Just to the east of the mud pit was a swath of prairie grass several miles wide. A road wound through the grassland where eight homes dotted the land. Josie loved her home and Dell’s cattle ranch at the base of the mountains, but she thought the green grasses gently blowing in waves in the spring and summer were one of the prettiest sights in Artemis. The problem now was that with no rain for nine months, the grass had turned brown and brittle—perfect fuel for the fire.
Josie and Dell loaded Chester into the back of her Artemis PD vehicle, a four-wheel-drive retired army jeep that served her well on the gravel and dirt roads throughout the county. They were quiet on the drive as they watched the wall of smoke in the distance, stretching from ground to sky, swallow up everything in its path.
They pulled into the first driveway at 7:20 p.m. The home was dark, the homeowners apparently gone. Josie checked the front door and Dell checked the back to make sure both were locked and the family had actually left. A half mile down the road they pulled into the driveway of the second home, a sprawling ranch with an attached garage. A man and woman were outside, frantically throwing boxes into the back of an SUV. The man ran up to Josie, looking relieved to see the police.
“We heard on the radio, mandatory evacuation.”
“That’s correct. It’s time to leave. You have pets taken care of?”
Josie noticed Dell heading up to the front of the house where the woman had gone back inside, apparently for another load.
“We don’t have any.

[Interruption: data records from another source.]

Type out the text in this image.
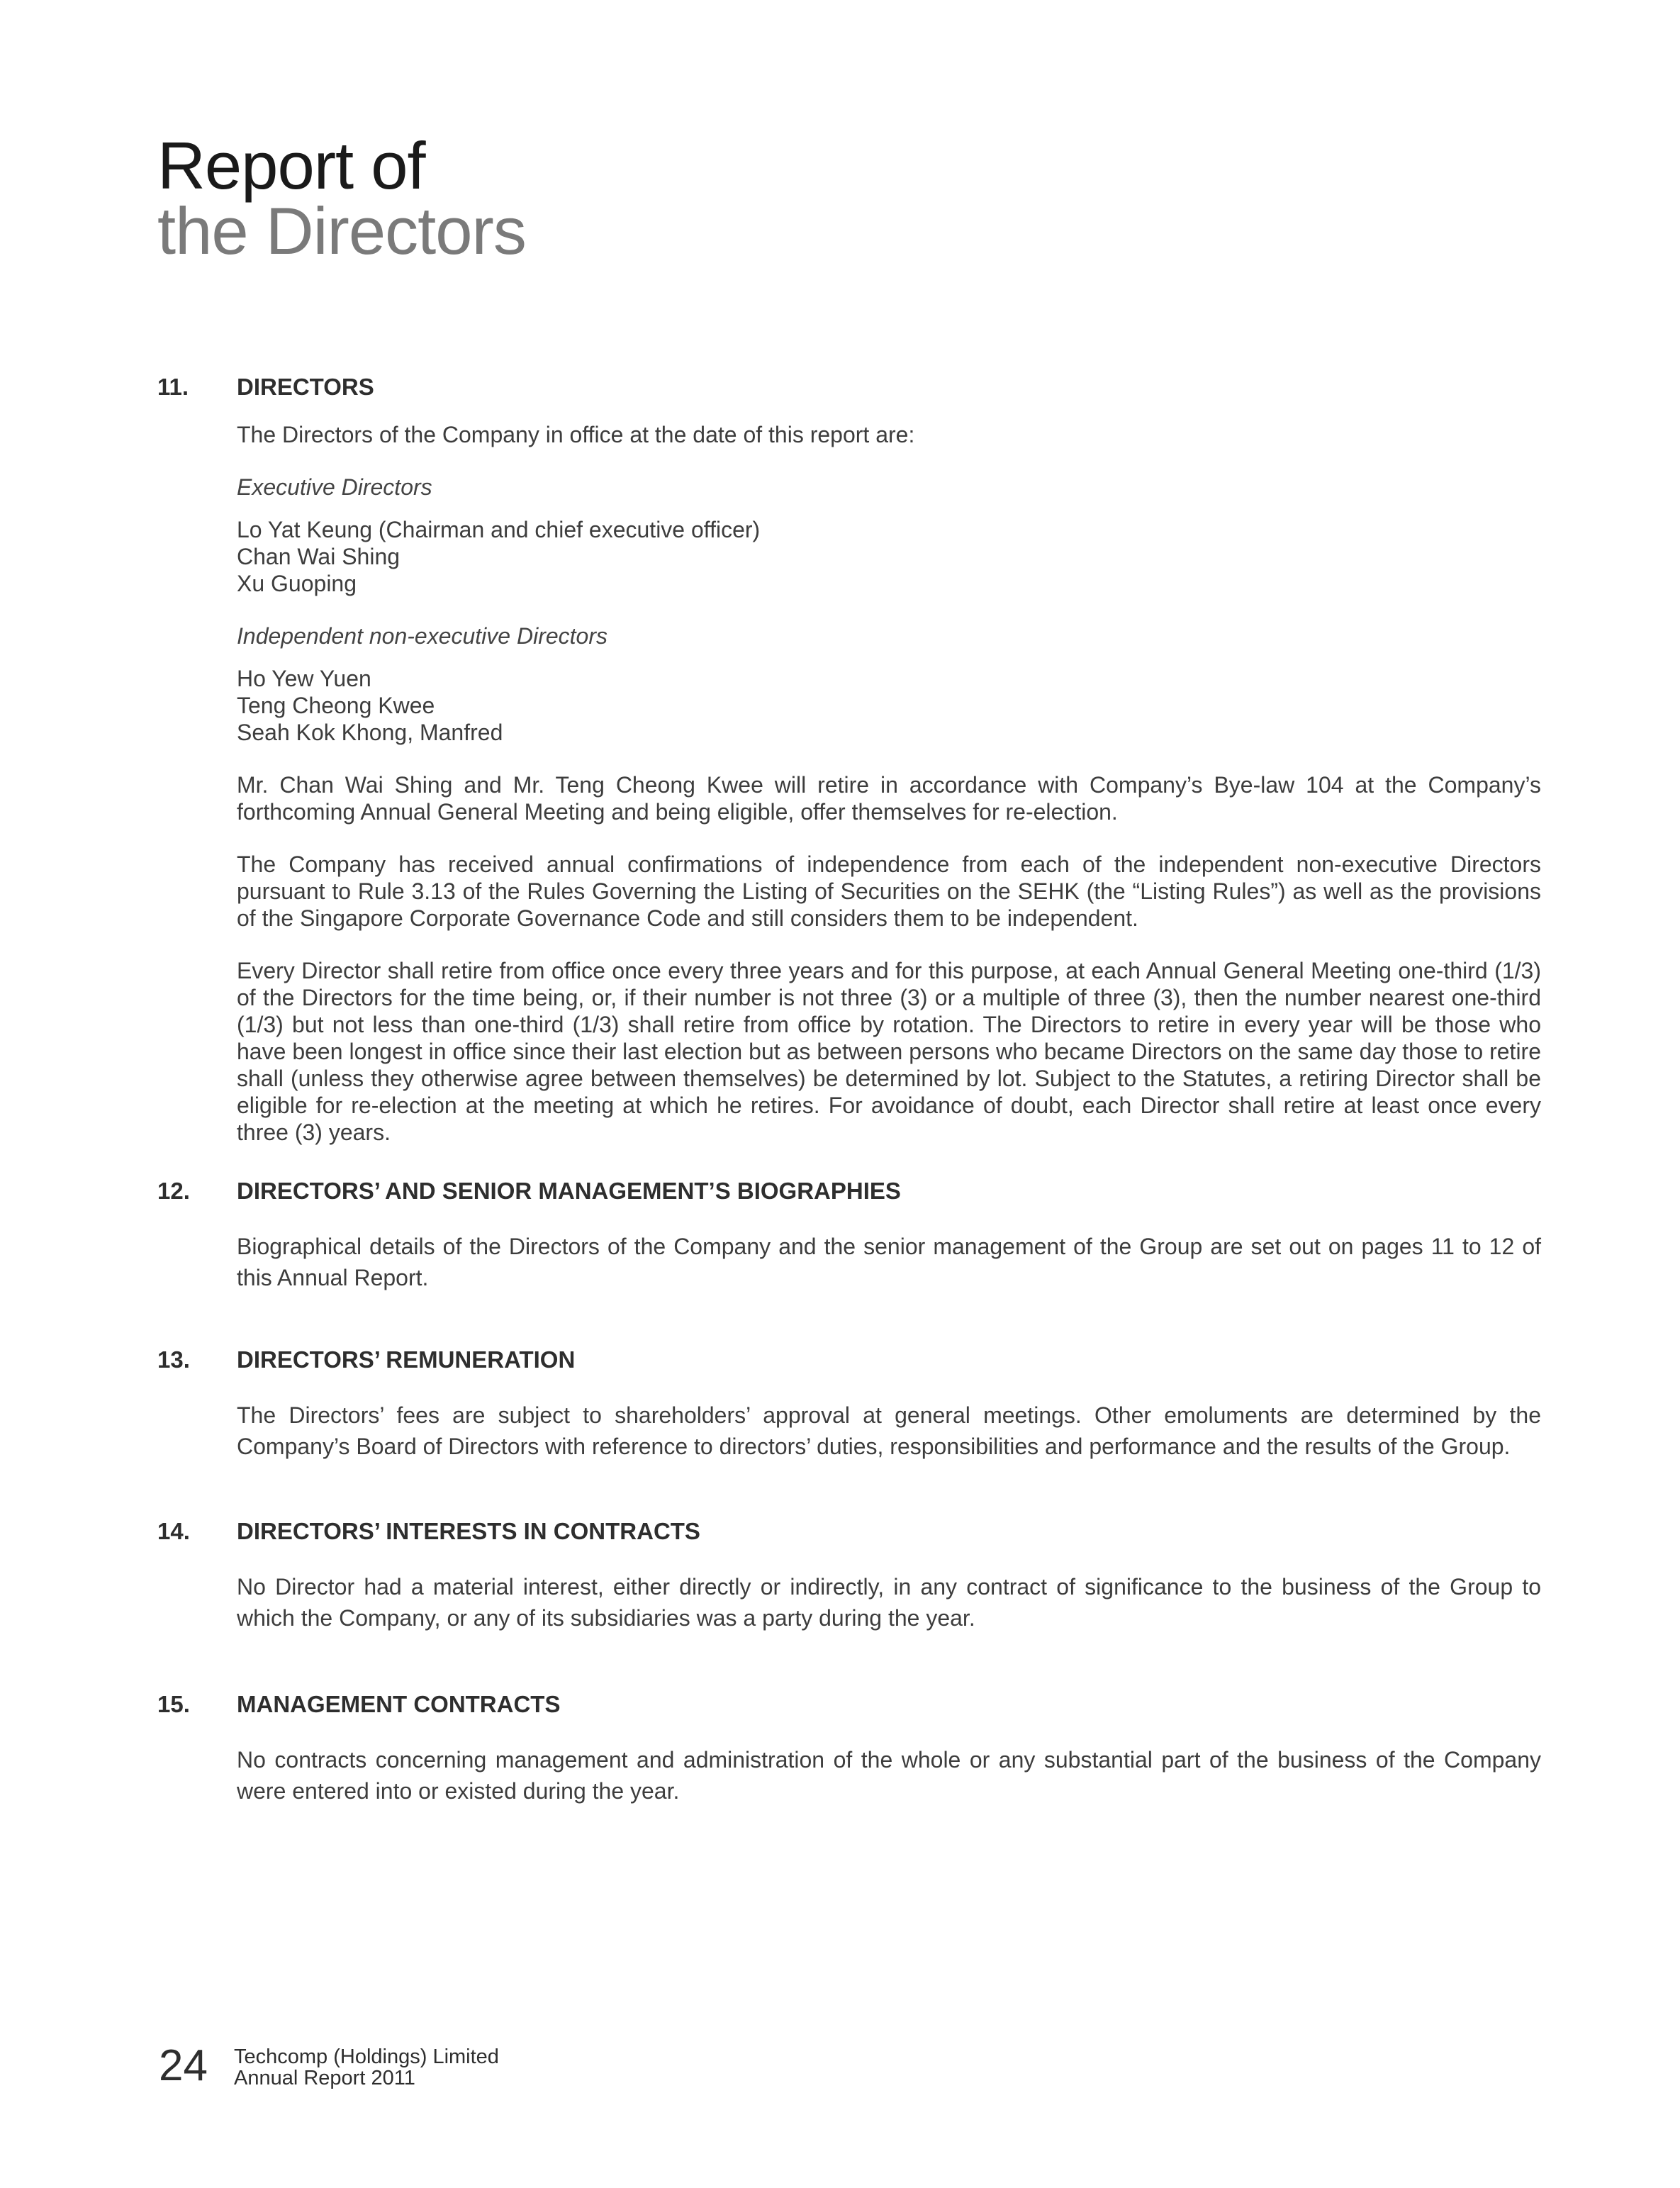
Report of
the Directors
11. DIRECTORS

The Directors of the Company in office at the date of this report are:

Executive Directors

Lo Yat Keung (Chairman and chief executive officer)
Chan Wai Shing
Xu Guoping

Independent non-executive Directors

Ho Yew Yuen
Teng Cheong Kwee
Seah Kok Khong, Manfred

Mr. Chan Wai Shing and Mr. Teng Cheong Kwee will retire in accordance with Company’s Bye-law 104 at the Company’s forthcoming Annual General Meeting and being eligible, offer themselves for re-election.

The Company has received annual confirmations of independence from each of the independent non-executive Directors pursuant to Rule 3.13 of the Rules Governing the Listing of Securities on the SEHK (the “Listing Rules”) as well as the provisions of the Singapore Corporate Governance Code and still considers them to be independent.

Every Director shall retire from office once every three years and for this purpose, at each Annual General Meeting one-third (1/3) of the Directors for the time being, or, if their number is not three (3) or a multiple of three (3), then the number nearest one-third (1/3) but not less than one-third (1/3) shall retire from office by rotation. The Directors to retire in every year will be those who have been longest in office since their last election but as between persons who became Directors on the same day those to retire shall (unless they otherwise agree between themselves) be determined by lot. Subject to the Statutes, a retiring Director shall be eligible for re-election at the meeting at which he retires. For avoidance of doubt, each Director shall retire at least once every three (3) years.

12. DIRECTORS’ AND SENIOR MANAGEMENT’S BIOGRAPHIES

Biographical details of the Directors of the Company and the senior management of the Group are set out on pages 11 to 12 of this Annual Report.

13. DIRECTORS’ REMUNERATION

The Directors’ fees are subject to shareholders’ approval at general meetings. Other emoluments are determined by the Company’s Board of Directors with reference to directors’ duties, responsibilities and performance and the results of the Group.

14. DIRECTORS’ INTERESTS IN CONTRACTS

No Director had a material interest, either directly or indirectly, in any contract of significance to the business of the Group to which the Company, or any of its subsidiaries was a party during the year.

15. MANAGEMENT CONTRACTS

No contracts concerning management and administration of the whole or any substantial part of the business of the Company were entered into or existed during the year.

24 Techcomp (Holdings) Limited
Annual Report 2011
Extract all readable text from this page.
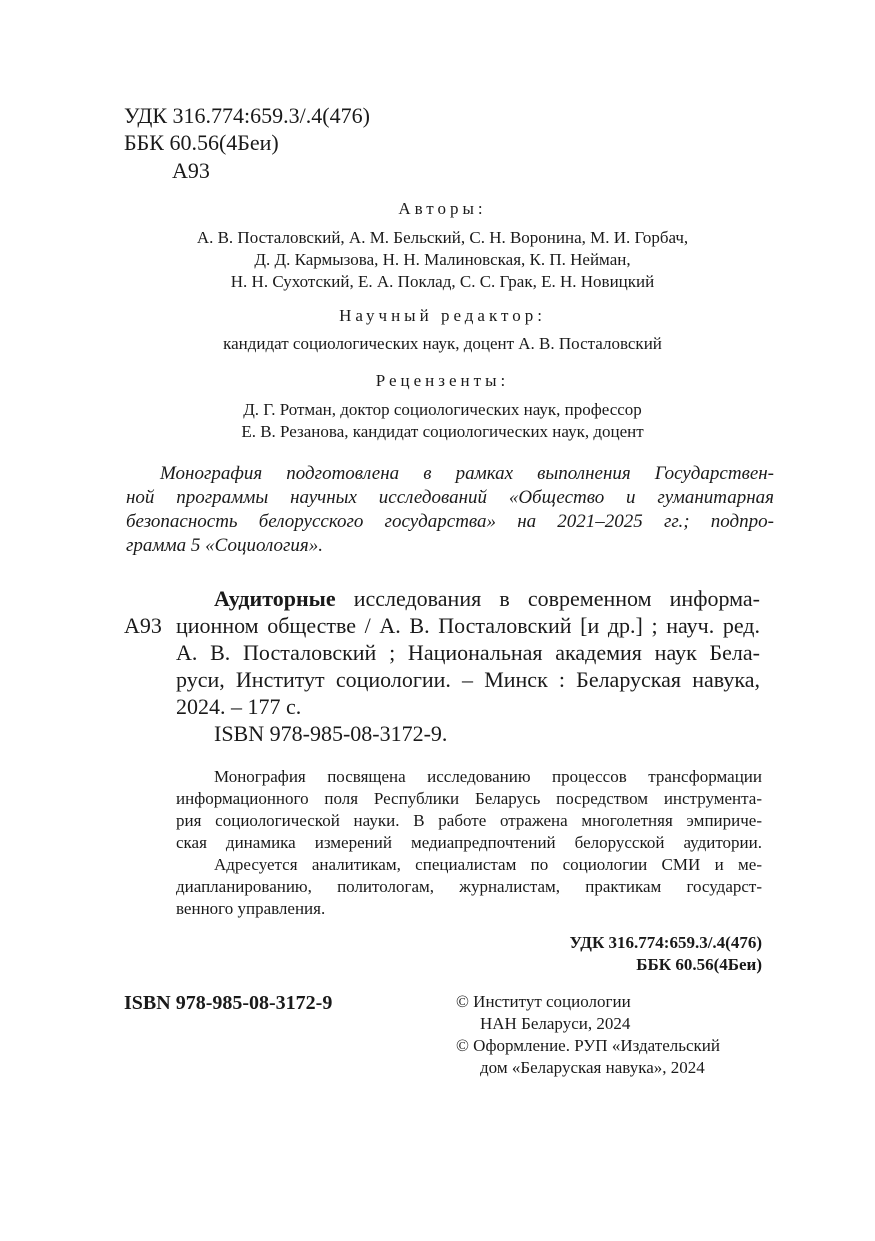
УДК 316.774:659.3/.4(476)
ББК 60.56(4Беи)
А93
Авторы:
А. В. Посталовский, А. М. Бельский, С. Н. Воронина, М. И. Горбач,
Д. Д. Кармызова, Н. Н. Малиновская, К. П. Нейман,
Н. Н. Сухотский, Е. А. Поклад, С. С. Грак, Е. Н. Новицкий
Научный редактор:
кандидат социологических наук, доцент А. В. Посталовский
Рецензенты:
Д. Г. Ротман, доктор социологических наук, профессор
Е. В. Резанова, кандидат социологических наук, доцент
Монография подготовлена в рамках выполнения Государствен-
ной программы научных исследований «Общество и гуманитарная
безопасность белорусского государства» на 2021–2025 гг.; подпро-
грамма 5 «Социология».
А93
Аудиторные исследования в современном информа-
ционном обществе / А. В. Посталовский [и др.] ; науч. ред.
А. В. Посталовский ; Национальная академия наук Бела-
руси, Институт социологии. – Минск : Беларуская навука,
2024. – 177 с.
ISBN 978-985-08-3172-9.
Монография посвящена исследованию процессов трансформации
информационного поля Республики Беларусь посредством инструмента-
рия социологической науки. В работе отражена многолетняя эмпириче-
ская динамика измерений медиапредпочтений белорусской аудитории.
Адресуется аналитикам, специалистам по социологии СМИ и ме-
диапланированию, политологам, журналистам, практикам государст-
венного управления.
УДК 316.774:659.3/.4(476)
ББК 60.56(4Беи)
ISBN 978-985-08-3172-9	© Институт социологии
НАН Беларуси, 2024
© Оформление. РУП «Издательский
дом «Беларуская навука», 2024
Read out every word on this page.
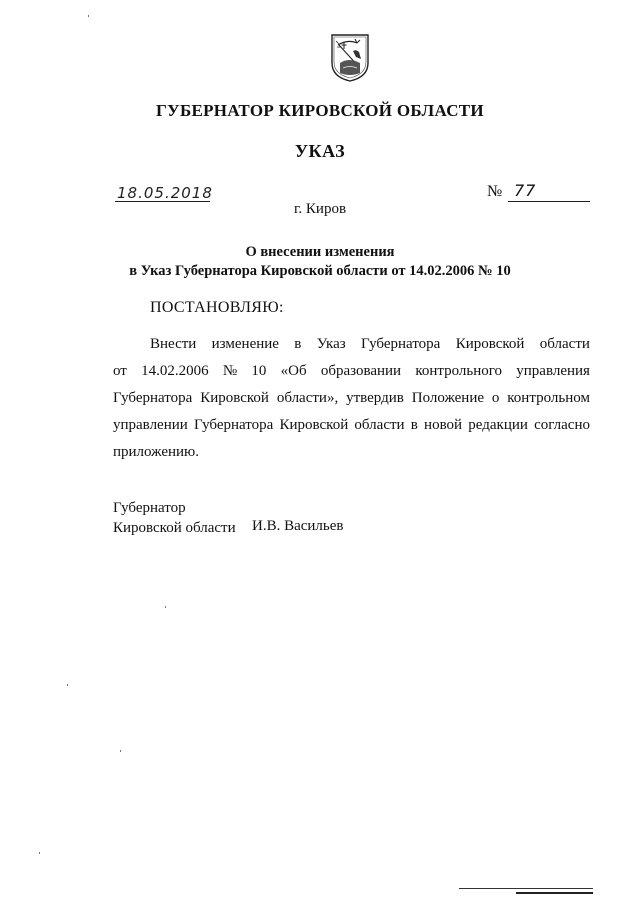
ГУБЕРНАТОР КИРОВСКОЙ ОБЛАСТИ
УКАЗ
18.05.2018	№ 77
г. Киров
О внесении изменения
в Указ Губернатора Кировской области от 14.02.2006 № 10
ПОСТАНОВЛЯЮ:
Внести изменение в Указ Губернатора Кировской области
от 14.02.2006 № 10 «Об образовании контрольного управления
Губернатора Кировской области», утвердив Положение о контрольном
управлении Губернатора Кировской области в новой редакции согласно
приложению.
Губернатор
Кировской области И.В. Васильев
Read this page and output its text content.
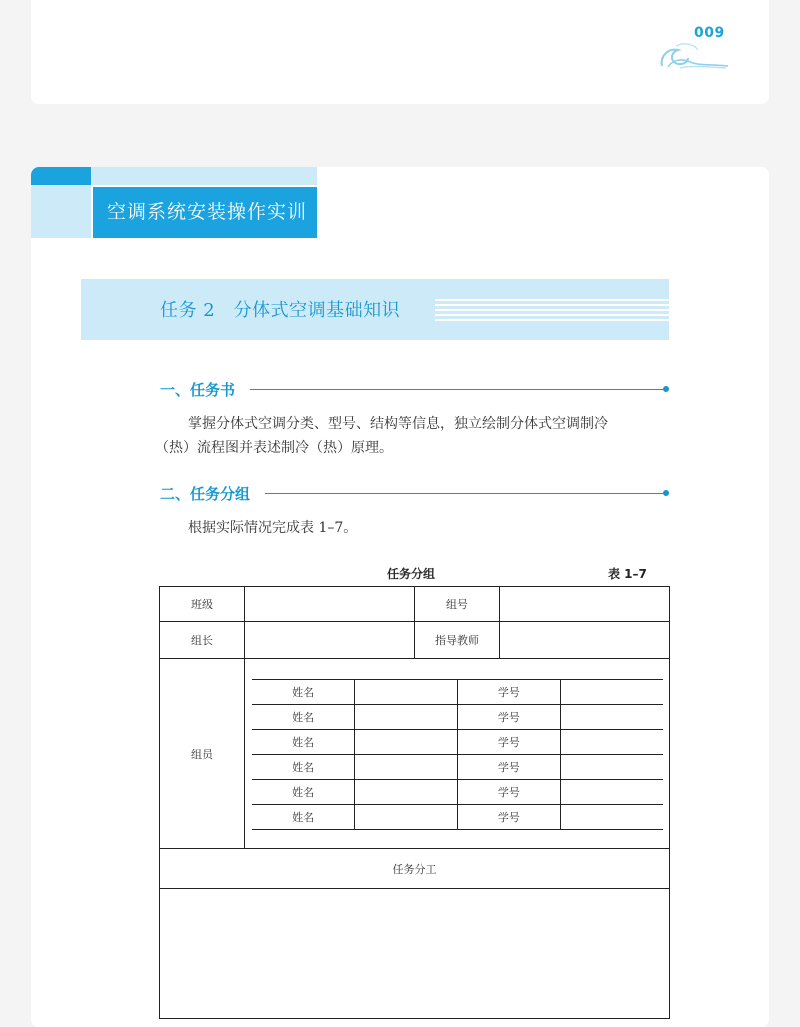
009
空调系统安装操作实训
任务 2　分体式空调基础知识
一、任务书
掌握分体式空调分类、型号、结构等信息，独立绘制分体式空调制冷
（热）流程图并表述制冷（热）原理。
二、任务分组
根据实际情况完成表 1–7。
任务分组	表 1–7
班级		组号	
组长		指导教师	
组员	
姓名		学号	
姓名		学号	
姓名		学号	
姓名		学号	
姓名		学号	
姓名		学号	

任务分工
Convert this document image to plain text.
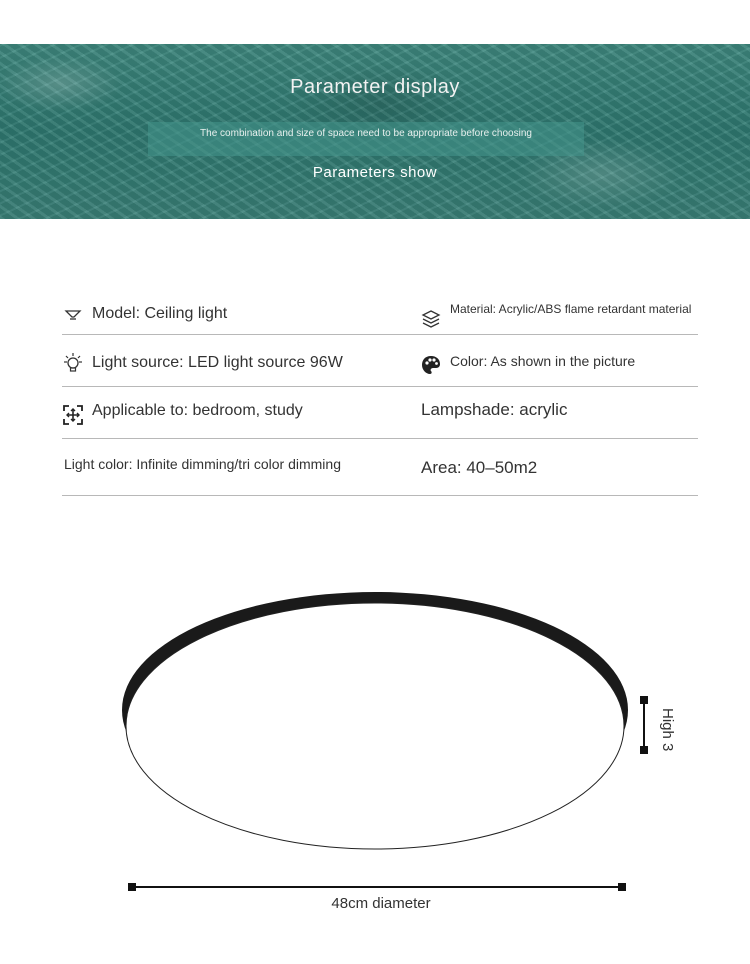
Parameter display
The combination and size of space need to be appropriate before choosing
Parameters show
Model: Ceiling light	Material: Acrylic/ABS flame retardant material
Light source: LED light source 96W	Color: As shown in the picture
Applicable to: bedroom, study	Lampshade: acrylic
Light color: Infinite dimming/tri color dimming	Area: 40–50m2
High 3
48cm diameter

Just us and the kids.” He turned and pointed to the SUV. The open back doors revealed two girls under the age of five strapped into car seats. Both of them were wide-eyed, gazing out the car door at their parents’ panicked activity.
“You know the evacuation route?” she asked.
“I do. We’re headed down Bull Run Road toward 67. The radio said the elementary school is ready with cots set up for the night.”
“Excellent. You have five minutes and I want you out of the driveway. Okay?”
The man nodded and turned to see Dell helping his wife with one last load.